Ashraf Ahmed Kadry; May Ayman El-Antrawy; Amira Mohammed El-Ganiny

doi:10.18502/ijm.v14i4.10232

Management of clinical infections of Escherichia coli by new β-lactam/β-lactamase inhibitor combinations

Iran J Microbiol. 2022 Aug;14(4):466-474. doi: 10.18502/ijm.v14i4.10232.

Authors

Ashraf Ahmed Kadry¹, May Ayman El-Antrawy², Amira Mohammed El-Ganiny¹

Affiliations

¹ Department of Microbiology and Immunology, Faculty of Pharmacy, Zagazig University, Zagazig, Egypt.
² Department of Microbiology and Biotechnology, Faculty of Pharmacy, Delta University for Science and Technology, Gamasa, Egypt.

Abstract

Background and objectives: Escherichia coli (E. coli) is an important member of Enterobacteriaceae family involved in severe infections. The increased rate of resistance towards different classes of antibiotics limits their treatment options. The aim of this study was to assess the in vitro activity of classical and novel combinations of β-lactam/β-lactamase inhibitor against E. coli clinical isolates.
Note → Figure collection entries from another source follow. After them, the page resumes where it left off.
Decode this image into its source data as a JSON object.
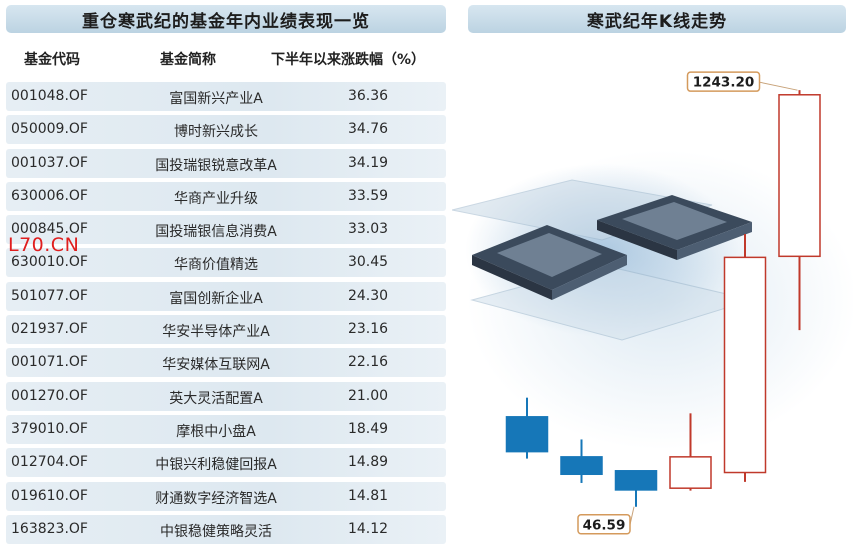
{
  "table": {
    "title": "重仓寒武纪的基金年内业绩表现一览",
    "headers": [
      "基金代码",
      "基金简称",
      "下半年以来涨跌幅（%）"
    ],
    "rows": [
      {
        "code": "001048.OF",
        "name": "富国新兴产业A",
        "change": "36.36"
      },
      {
        "code": "050009.OF",
        "name": "博时新兴成长",
        "change": "34.76"
      },
      {
        "code": "001037.OF",
        "name": "国投瑞银锐意改革A",
        "change": "34.19"
      },
      {
        "code": "630006.OF",
        "name": "华商产业升级",
        "change": "33.59"
      },
      {
        "code": "000845.OF",
        "name": "国投瑞银信息消费A",
        "change": "33.03"
      },
      {
        "code": "630010.OF",
        "name": "华商价值精选",
        "change": "30.45"
      },
      {
        "code": "501077.OF",
        "name": "富国创新企业A",
        "change": "24.30"
      },
      {
        "code": "021937.OF",
        "name": "华安半导体产业A",
        "change": "23.16"
      },
      {
        "code": "001071.OF",
        "name": "华安媒体互联网A",
        "change": "22.16"
      },
      {
        "code": "001270.OF",
        "name": "英大灵活配置A",
        "change": "21.00"
      },
      {
        "code": "379010.OF",
        "name": "摩根中小盘A",
        "change": "18.49"
      },
      {
        "code": "012704.OF",
        "name": "中银兴利稳健回报A",
        "change": "14.89"
      },
      {
        "code": "019610.OF",
        "name": "财通数字经济智选A",
        "change": "14.81"
      },
      {
        "code": "163823.OF",
        "name": "中银稳健策略灵活",
        "change": "14.12"
      }
    ]
  },
  "watermark": "L70.CN",
  "chart_data": {
    "type": "candlestick",
    "title": "寒武纪年K线走势",
    "xlabel": "",
    "ylabel": "",
    "ylim": [
      0,
      1350
    ],
    "grid": false,
    "annotations": [
      {
        "text": "1243.20",
        "target": "max-high"
      },
      {
        "text": "46.59",
        "target": "min-low"
      }
    ],
    "candles": [
      {
        "open": 305,
        "close": 205,
        "high": 360,
        "low": 185,
        "direction": "down"
      },
      {
        "open": 190,
        "close": 140,
        "high": 240,
        "low": 115,
        "direction": "down"
      },
      {
        "open": 150,
        "close": 95,
        "high": 150,
        "low": 46.59,
        "direction": "down"
      },
      {
        "open": 100,
        "close": 190,
        "high": 315,
        "low": 93,
        "direction": "up"
      },
      {
        "open": 145,
        "close": 763,
        "high": 830,
        "low": 118,
        "direction": "up"
      },
      {
        "open": 766,
        "close": 1230,
        "high": 1243.2,
        "low": 554,
        "direction": "up"
      }
    ],
    "colors": {
      "up_fill": "#ffffff",
      "up_stroke": "#c0392b",
      "down_fill": "#1677b8",
      "down_stroke": "#1677b8"
    }
  }
}
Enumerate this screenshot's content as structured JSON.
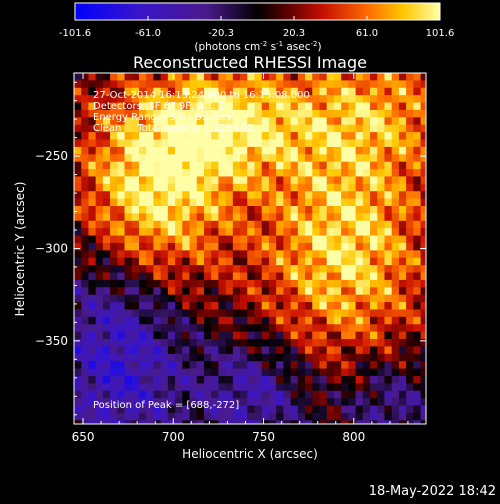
{
  "colorbar": {
    "ticks": [
      "-101.6",
      "-61.0",
      "-20.3",
      "20.3",
      "61.0",
      "101.6"
    ],
    "min": -101.6,
    "max": 101.6
  },
  "units": {
    "prefix": "(photons cm",
    "exp1": "-2",
    "mid1": " s",
    "exp2": "-1",
    "mid2": " asec",
    "exp3": "-2",
    "suffix": ")"
  },
  "chart_data": {
    "type": "heatmap",
    "title": "Reconstructed RHESSI Image",
    "xlabel": "Heliocentric X (arcsec)",
    "ylabel": "Heliocentric Y (arcsec)",
    "xlim": [
      645,
      840
    ],
    "ylim": [
      -395,
      -205
    ],
    "xticks": [
      650,
      700,
      750,
      800
    ],
    "yticks": [
      -250,
      -300,
      -350
    ],
    "info_lines": [
      "27-Oct-2014 16:13:24.000 to 16:15:08.000",
      "Detectors: 3F 6F 9F, Att: 1",
      "Energy Range: 3.0 - 6.0 keV",
      "Clean     Total counts: 1.22E+03"
    ],
    "peak_label": "Position of Peak = [688,-272]",
    "peak": [
      688,
      -272
    ]
  },
  "footer": {
    "timestamp": "18-May-2022 18:42"
  }
}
Materials and methods: 140 clinical isolates of E. coli were collected from clinical specimens from Gastrointestinal Surgery Center (GISC) in Egypt. Extended spectrum β-lactamase (ESBL) was detected by double disk synergy test. Furthermore, the minimum inhibitory concentrations (MICs) for five different combinations were determined using the broth microdilution method including: amoxicillin/clavulanate and ampicillin/sulbactam as an example for classical combinations and cefoperazone/sulbactam, ceftazidime/avibactam, and cefepime/enmetazobactam as an example for new combinations.
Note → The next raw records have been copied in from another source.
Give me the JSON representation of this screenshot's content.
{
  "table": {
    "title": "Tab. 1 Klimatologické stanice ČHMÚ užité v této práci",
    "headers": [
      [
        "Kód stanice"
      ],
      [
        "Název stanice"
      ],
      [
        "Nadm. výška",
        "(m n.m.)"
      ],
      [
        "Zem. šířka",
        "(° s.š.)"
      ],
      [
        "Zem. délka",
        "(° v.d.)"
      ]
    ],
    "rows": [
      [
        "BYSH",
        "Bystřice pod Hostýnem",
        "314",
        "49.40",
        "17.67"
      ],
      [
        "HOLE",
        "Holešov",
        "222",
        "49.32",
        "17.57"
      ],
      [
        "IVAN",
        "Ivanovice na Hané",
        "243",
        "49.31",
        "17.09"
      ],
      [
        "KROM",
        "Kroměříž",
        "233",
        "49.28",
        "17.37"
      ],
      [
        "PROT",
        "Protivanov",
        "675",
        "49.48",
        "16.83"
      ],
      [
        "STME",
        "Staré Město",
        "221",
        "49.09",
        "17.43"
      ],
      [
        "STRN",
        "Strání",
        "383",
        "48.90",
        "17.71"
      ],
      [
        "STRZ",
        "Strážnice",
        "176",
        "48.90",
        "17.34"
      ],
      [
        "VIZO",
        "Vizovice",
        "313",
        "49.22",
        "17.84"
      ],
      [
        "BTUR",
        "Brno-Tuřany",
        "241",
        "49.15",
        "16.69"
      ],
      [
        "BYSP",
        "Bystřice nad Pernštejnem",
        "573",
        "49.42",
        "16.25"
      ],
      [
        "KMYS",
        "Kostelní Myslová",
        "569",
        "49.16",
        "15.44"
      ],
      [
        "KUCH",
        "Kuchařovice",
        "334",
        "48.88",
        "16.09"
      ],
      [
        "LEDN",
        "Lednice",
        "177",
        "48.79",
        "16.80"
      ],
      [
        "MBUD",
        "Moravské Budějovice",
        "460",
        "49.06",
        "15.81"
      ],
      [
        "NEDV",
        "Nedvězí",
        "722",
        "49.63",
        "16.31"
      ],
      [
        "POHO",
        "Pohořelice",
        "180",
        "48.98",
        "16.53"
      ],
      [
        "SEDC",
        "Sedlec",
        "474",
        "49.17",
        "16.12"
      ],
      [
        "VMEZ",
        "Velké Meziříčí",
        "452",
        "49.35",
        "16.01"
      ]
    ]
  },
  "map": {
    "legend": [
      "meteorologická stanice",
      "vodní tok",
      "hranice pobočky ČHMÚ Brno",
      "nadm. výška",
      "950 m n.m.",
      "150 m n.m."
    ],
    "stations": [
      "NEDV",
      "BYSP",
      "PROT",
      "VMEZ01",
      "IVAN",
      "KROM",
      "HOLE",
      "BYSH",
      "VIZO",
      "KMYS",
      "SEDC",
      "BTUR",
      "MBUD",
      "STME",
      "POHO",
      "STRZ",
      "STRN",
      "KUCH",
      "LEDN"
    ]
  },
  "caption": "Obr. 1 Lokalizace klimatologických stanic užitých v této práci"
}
Results: The percentage of ESBL production among the tested isolates was 46.4%. Isolates were highly resistant to classical β-lactam/β-lactamase inhibitor combinations, where (40.7%) and (42.9%) of isolates were resistant to amoxicillin/clavulanate and ampicillin/sulbactam, respectively. While new β-lactam/β-lactamase inhibitor combinations had promising inhibitory action. The addition of novel β-lactamase inhibitors restored the susceptibility of isolates, where (94.3%) of isolates became susceptible to ceftazidime/avibactam combination, followed by cefoperazone/sulbactam (89.2%) and cefepime/enmetazobactam (85.7%). The synergistic effect seems to be effective where ceftazidime and avibactam were synergistic in 80% of isolates.

Conclusion: The antibacterial activity of some antimicrobial agents can be enhanced by the addition of new β-lactamase inhibitors. Further in vivo investigation is needed to confirm their therapeutic efficacy against local isolates.

Keywords: Beta-lactamase inhibitors; Escherichia coli; Extended spectrum beta-lactamase production; Microbial resistance; Minimum inhibitory concentration.